Neptune est une « géante glacée », comme Uranus. Elle se compose essentiellement d’hydrogène et d’hélium auxquels s’ajoutent des quantités notables d’eau, d’ammoniac et de méthane. Ce serait d’ailleurs à cette dernière substance que la planète nommée d’après le dieu des mers devrait au moins en partie sa couleur bleue intense. Mais pour aussi frappante qu’elle soit visuellement, cette caractéristique n’est pas la seule qui soit remarquable au sujet de Neptune : 

  1. Neptune orbite très loin du Soleil, à plus de 30 unités astronomiques en moyenne, soit plus de 30 fois la distance moyenne entre la Terre et son étoile. Il lui faut 164 de nos années pour faire le tour complet de son orbite ; depuis sa découverte en 1846 elle n’a donc bouclé qu’un peu plus d’une seule révolution autour du Soleil ! 
  2. À cette distance, Neptune reçoit des centaines de fois moins d’énergie que nous sur Terre, et le sommet de ses nuages est extrêmement froid, avec – 218°C. Pour aussi extrême que cette température puisse paraître, elle est tout de même plus élevée que ce à quoi s’attendaient les astronomes.
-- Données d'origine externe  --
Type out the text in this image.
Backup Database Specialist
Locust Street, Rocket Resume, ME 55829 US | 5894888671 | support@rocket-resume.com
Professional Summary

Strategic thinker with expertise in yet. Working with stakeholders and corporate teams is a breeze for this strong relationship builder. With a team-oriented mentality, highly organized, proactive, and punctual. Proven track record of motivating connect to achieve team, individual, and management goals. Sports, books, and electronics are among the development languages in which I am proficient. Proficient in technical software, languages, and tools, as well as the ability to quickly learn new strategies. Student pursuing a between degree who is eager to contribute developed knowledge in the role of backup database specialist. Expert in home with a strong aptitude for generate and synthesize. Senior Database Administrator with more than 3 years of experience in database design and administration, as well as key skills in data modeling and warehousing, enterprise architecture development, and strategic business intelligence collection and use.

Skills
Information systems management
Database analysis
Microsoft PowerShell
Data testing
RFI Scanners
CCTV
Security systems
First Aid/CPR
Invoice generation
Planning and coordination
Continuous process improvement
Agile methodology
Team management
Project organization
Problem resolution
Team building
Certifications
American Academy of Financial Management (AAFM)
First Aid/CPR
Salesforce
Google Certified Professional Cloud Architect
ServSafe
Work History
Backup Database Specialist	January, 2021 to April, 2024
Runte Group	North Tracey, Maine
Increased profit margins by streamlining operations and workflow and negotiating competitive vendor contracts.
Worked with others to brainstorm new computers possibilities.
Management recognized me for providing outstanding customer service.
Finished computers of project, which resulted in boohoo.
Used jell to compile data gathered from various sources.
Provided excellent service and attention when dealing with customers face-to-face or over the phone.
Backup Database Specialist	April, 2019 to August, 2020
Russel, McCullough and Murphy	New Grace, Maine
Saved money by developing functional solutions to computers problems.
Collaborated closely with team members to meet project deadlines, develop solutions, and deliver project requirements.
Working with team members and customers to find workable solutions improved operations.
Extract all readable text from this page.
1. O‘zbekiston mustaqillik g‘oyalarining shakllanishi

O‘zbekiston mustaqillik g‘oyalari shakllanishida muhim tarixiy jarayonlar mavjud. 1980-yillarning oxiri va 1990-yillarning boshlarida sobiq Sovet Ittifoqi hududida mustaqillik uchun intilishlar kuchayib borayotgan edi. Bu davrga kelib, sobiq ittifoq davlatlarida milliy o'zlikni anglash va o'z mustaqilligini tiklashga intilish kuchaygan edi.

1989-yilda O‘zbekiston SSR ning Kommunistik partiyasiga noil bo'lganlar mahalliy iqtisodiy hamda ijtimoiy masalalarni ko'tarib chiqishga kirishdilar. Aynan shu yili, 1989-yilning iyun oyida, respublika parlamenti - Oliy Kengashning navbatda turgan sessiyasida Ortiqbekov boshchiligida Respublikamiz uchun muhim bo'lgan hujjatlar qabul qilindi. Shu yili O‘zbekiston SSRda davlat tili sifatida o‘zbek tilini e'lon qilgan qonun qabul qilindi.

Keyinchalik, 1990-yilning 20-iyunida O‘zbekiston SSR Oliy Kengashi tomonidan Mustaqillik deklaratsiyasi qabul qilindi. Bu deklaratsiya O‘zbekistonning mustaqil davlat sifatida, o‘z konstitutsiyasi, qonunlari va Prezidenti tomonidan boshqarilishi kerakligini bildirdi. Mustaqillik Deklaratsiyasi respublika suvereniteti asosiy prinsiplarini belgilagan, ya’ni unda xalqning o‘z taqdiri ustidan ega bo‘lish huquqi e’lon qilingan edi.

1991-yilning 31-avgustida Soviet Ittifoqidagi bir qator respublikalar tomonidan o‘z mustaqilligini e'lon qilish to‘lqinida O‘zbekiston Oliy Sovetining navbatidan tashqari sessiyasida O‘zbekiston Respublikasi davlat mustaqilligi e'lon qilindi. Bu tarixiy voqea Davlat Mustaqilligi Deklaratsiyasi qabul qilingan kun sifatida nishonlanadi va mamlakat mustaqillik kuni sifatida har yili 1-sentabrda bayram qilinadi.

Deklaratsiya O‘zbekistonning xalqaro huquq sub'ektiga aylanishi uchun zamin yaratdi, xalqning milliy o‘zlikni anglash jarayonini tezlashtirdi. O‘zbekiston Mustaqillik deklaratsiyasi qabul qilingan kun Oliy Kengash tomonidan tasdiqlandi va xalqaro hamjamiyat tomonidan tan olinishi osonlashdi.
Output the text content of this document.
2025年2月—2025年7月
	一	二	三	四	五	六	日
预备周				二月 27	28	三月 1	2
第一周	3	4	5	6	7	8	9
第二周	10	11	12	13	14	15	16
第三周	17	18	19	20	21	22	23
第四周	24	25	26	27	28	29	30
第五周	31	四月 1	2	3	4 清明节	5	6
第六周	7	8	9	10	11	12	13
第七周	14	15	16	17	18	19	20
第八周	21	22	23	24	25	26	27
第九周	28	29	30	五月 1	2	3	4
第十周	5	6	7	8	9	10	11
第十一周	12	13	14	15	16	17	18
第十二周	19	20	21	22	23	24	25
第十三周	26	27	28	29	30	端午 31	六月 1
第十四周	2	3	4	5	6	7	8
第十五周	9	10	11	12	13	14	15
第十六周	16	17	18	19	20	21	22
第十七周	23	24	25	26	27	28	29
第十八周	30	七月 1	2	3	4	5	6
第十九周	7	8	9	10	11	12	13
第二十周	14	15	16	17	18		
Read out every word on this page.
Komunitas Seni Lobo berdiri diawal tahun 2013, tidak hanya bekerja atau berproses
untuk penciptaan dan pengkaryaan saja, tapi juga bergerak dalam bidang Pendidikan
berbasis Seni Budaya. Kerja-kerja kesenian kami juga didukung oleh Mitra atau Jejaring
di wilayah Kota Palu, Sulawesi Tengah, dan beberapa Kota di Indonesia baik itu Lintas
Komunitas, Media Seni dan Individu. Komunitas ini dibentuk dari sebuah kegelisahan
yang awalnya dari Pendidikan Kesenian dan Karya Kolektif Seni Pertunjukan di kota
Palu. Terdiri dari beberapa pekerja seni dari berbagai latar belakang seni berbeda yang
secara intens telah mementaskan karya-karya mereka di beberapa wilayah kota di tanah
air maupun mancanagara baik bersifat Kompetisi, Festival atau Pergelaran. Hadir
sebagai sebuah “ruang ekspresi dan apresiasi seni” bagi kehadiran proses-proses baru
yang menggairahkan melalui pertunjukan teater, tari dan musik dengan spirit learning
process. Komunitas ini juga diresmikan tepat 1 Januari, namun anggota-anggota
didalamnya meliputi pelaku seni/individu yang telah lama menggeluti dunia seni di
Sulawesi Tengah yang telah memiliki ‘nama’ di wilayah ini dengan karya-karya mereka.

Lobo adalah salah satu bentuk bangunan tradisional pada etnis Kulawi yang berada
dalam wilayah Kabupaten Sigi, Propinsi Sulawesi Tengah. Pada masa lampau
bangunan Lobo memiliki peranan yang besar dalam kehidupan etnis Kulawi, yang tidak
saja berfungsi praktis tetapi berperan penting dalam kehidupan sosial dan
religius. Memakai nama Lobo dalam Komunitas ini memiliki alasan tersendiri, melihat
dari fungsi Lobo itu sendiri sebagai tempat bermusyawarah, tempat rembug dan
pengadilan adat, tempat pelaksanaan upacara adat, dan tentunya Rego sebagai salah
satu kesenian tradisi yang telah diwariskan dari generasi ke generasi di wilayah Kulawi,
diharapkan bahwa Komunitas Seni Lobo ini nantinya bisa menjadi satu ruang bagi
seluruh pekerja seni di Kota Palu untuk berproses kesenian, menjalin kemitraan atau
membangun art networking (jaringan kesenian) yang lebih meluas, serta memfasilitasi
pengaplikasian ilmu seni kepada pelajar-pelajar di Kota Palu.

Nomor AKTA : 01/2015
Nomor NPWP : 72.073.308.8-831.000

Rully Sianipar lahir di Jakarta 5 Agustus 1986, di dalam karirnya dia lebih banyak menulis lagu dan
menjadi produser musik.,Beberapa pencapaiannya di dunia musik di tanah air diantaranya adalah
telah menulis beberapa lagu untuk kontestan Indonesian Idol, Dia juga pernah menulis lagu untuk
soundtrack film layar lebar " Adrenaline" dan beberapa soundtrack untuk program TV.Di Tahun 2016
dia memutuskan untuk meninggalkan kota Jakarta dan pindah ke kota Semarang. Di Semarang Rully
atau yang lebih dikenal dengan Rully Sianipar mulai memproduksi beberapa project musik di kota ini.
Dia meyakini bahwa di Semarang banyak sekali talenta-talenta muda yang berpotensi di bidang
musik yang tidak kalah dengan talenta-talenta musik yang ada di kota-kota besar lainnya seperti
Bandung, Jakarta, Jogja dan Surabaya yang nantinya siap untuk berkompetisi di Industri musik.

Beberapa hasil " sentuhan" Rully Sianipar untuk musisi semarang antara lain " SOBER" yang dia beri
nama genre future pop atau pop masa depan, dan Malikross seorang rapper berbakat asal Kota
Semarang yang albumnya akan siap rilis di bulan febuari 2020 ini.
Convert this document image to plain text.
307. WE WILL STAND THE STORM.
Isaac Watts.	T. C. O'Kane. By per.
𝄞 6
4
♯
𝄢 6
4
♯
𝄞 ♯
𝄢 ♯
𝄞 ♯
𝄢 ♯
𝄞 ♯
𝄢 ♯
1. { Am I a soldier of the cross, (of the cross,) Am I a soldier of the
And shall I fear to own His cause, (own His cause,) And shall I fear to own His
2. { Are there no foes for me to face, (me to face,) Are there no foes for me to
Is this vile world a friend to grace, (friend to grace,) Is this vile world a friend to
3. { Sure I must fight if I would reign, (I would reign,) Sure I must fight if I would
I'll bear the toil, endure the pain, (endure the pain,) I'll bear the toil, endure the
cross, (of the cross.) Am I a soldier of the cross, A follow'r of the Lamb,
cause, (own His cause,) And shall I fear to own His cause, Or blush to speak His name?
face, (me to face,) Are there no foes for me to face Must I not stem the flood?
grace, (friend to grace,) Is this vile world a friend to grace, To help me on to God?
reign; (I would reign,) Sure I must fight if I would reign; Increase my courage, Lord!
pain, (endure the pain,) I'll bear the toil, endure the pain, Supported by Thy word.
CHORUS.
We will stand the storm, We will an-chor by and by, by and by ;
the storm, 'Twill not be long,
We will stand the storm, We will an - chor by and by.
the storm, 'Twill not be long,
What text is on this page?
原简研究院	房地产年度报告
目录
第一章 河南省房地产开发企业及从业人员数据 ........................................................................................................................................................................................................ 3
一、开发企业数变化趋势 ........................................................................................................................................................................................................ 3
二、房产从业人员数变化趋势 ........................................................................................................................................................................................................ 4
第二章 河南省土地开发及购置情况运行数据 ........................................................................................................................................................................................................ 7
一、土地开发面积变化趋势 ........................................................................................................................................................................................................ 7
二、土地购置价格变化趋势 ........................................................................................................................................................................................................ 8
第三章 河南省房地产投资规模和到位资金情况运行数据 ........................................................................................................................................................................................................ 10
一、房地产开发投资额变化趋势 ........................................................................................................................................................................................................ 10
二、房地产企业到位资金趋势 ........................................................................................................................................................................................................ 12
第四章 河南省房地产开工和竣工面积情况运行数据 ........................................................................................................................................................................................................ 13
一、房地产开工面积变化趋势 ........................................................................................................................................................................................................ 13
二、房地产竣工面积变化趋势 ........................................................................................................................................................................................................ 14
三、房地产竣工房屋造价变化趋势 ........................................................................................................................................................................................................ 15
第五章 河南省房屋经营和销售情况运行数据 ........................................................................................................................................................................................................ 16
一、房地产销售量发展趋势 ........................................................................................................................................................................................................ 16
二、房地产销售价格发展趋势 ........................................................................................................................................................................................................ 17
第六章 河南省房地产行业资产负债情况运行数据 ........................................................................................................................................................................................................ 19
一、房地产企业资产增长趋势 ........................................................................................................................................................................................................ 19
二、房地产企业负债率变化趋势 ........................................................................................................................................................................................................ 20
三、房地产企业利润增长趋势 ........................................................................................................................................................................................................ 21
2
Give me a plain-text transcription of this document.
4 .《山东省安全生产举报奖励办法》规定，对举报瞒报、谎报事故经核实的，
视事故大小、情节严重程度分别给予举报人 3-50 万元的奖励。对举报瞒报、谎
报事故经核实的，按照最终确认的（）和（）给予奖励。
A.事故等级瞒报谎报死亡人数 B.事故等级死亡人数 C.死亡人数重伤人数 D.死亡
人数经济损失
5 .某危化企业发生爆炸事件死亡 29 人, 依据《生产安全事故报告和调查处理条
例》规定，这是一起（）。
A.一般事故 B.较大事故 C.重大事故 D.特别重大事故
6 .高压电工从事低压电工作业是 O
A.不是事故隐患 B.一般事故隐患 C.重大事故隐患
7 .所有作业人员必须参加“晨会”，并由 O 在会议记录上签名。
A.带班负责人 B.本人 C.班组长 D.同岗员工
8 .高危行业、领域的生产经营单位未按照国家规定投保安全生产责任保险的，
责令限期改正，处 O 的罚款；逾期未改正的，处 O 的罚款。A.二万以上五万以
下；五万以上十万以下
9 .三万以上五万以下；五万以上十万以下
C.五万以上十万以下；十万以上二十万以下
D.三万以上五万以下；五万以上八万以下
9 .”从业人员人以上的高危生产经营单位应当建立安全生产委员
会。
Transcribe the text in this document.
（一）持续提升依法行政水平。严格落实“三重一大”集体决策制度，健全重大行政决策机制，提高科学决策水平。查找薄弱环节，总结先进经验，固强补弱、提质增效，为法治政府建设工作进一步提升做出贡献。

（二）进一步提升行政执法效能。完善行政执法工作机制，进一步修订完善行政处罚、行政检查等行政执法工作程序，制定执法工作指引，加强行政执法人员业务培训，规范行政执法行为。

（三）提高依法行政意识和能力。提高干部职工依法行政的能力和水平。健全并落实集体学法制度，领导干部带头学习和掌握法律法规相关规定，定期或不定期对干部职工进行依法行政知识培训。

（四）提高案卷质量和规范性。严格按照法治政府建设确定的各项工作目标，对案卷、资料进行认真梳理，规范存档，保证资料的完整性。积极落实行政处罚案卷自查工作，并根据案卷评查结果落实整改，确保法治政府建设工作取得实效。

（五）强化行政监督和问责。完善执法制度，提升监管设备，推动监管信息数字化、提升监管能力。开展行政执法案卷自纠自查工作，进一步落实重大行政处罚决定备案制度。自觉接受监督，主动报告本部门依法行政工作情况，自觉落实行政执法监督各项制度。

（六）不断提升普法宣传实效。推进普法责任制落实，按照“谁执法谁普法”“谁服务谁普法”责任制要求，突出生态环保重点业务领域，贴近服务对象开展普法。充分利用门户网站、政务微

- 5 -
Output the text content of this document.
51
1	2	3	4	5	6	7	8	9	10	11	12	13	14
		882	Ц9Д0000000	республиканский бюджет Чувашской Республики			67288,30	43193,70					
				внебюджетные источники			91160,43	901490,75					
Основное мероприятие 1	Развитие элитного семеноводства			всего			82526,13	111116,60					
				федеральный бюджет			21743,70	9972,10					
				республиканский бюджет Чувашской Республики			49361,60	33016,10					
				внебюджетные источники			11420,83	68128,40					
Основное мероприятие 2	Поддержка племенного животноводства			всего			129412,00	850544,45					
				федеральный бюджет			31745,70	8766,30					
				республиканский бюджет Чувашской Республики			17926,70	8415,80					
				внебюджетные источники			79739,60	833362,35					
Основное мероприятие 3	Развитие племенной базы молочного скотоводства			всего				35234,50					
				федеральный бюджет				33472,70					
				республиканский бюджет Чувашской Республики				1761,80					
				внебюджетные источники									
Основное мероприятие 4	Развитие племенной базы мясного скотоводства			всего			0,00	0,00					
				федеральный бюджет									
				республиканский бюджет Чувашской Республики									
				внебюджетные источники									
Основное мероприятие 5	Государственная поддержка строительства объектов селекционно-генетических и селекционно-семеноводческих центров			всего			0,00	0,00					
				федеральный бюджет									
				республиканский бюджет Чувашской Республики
Elle serait due à l’activité interne de Neptune.
  3. L’atmosphère de Neptune apparaît d’ailleurs particulièrement active, avec une grande tache bleue qui n’est pas sans rappeler celle, rouge, de Jupiter et des systèmes de nuages visibles à des milliers de kilomètres de distance. Les vents les plus violents jamais mesurés dans le système solaire soufflent également dans la haute atmosphère de Neptune : plus de 2100 km/h, plus que la vitesse du son sur Terre au niveau de la mer !
  4. De façon contre-intuitive au premier abord, Neptune est légèrement plus petite qu’Uranus avec 49 000 km de diamètre mais tout de même 18% plus massive que cette dernière. En fait ce ratio étonnant est dû à une compression plus forte résultant de sa masse plus élevée
  5. Le champ magnétique de Neptune, tout comme celui d’Uranus, ne passe pas directement par le centre de la planète. Ce constat fait subodorer que, dans les géantes glacées, le champ magnétique ne se forme pas directement dans le noyau mais plutôt dans le manteau 1

Outre ces caractéristiques fascinantes, Neptune dispose de fins anneaux. Enfin, « anneaux » serait un bien grand mot pour ce qui s’avérerait plutôt être des « arcs » ; ces matériaux très sombres en orbite autour de la planète auraient des concentrations très disparates et ne formeraient pas des cercles complets. De toute façon, ce ne sont pas eux qui méritent le plus attention dans ce qui tourne autour de Neptune… 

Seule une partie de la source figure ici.